Sustained Outrage

The long reach of childhood poverty

A new report by the Urban Institute is a depressing reminder about how devastating — and far-reaching — the effects of childhood poverty can be. The study, Childhood Poverty Persistence: Facts and Consequences, examines the relationship between poverty status at birth, the amount of time spent in poverty as a child (under the age of 18) and “subsequent adult outcomes.”

The results may seem obvious, but the numbers are startling nonetheless. More than one in three, or 37 percent, of children experience poverty at some point, and 10 percent spend at least half of their childhoods living in poverty. Being born poor is also a strong indicator of future poverty: between 40 and 60 percent of children born into poverty remain poor throughout their entire childhoods.

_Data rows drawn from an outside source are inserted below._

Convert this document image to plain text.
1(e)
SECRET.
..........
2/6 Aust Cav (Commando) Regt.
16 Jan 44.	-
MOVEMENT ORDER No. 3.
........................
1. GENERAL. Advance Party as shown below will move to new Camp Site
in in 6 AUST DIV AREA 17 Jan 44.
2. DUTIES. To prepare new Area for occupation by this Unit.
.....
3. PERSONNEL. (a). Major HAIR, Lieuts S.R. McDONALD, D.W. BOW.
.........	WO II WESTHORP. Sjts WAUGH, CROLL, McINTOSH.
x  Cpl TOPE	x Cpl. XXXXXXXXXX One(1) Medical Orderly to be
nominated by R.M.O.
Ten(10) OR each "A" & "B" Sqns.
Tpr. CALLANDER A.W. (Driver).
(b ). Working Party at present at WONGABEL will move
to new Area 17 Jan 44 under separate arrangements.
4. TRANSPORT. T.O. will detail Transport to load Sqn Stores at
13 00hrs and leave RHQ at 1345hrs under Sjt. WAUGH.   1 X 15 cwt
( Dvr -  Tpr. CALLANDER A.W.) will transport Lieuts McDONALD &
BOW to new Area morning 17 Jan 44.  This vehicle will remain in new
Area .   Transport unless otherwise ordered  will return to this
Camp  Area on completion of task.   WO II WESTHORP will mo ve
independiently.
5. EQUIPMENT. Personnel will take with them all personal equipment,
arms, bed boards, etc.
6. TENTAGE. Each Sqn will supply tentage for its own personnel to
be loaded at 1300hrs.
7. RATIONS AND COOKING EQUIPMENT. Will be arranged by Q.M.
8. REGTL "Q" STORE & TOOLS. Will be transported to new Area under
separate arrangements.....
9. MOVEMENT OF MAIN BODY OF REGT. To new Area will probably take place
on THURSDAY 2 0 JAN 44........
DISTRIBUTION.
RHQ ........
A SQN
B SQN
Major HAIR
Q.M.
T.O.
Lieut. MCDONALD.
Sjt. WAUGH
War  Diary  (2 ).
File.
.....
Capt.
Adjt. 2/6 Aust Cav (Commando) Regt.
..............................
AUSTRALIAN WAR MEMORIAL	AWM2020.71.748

Generally speaking, the more time a child lives in poverty, the more likely they are to be poor as adults and to have a child out of wedlock as a teenager, and the less likely they are to graduate from high school and stay consistently employed as an adult. For children who spend 9 years or more of their childhood in poverty: 32 percent are poor for more than half of their adult years; 23 percent fail to earn a high school diploma; 43 percent will have a child out of wedlock as a teen; and only 34 percent of men and 28 percent of women will maintain consistent employment.

The study concludes:

Some children appear resilient to childhood poverty and are able to avoid negative outcomes. Understanding the characteristics and experiences of persistently poor children who successfully transition to adulthood would provide important information about what persistently poor children need and what can help them become successful adults. As it stands, however, too few children born into poverty manage to escape its ill effects, and more can be done to both lift children and their families out of poverty today and to help poor children achieve better outcomes as adult.

The poverty rate in America is 13.2 percent, according to the U.S. Census Bureau. In West Virginia, the rate is 17.2 percent, and recent figures indicate that 23.9 percent of West Virginia’s children live in poverty.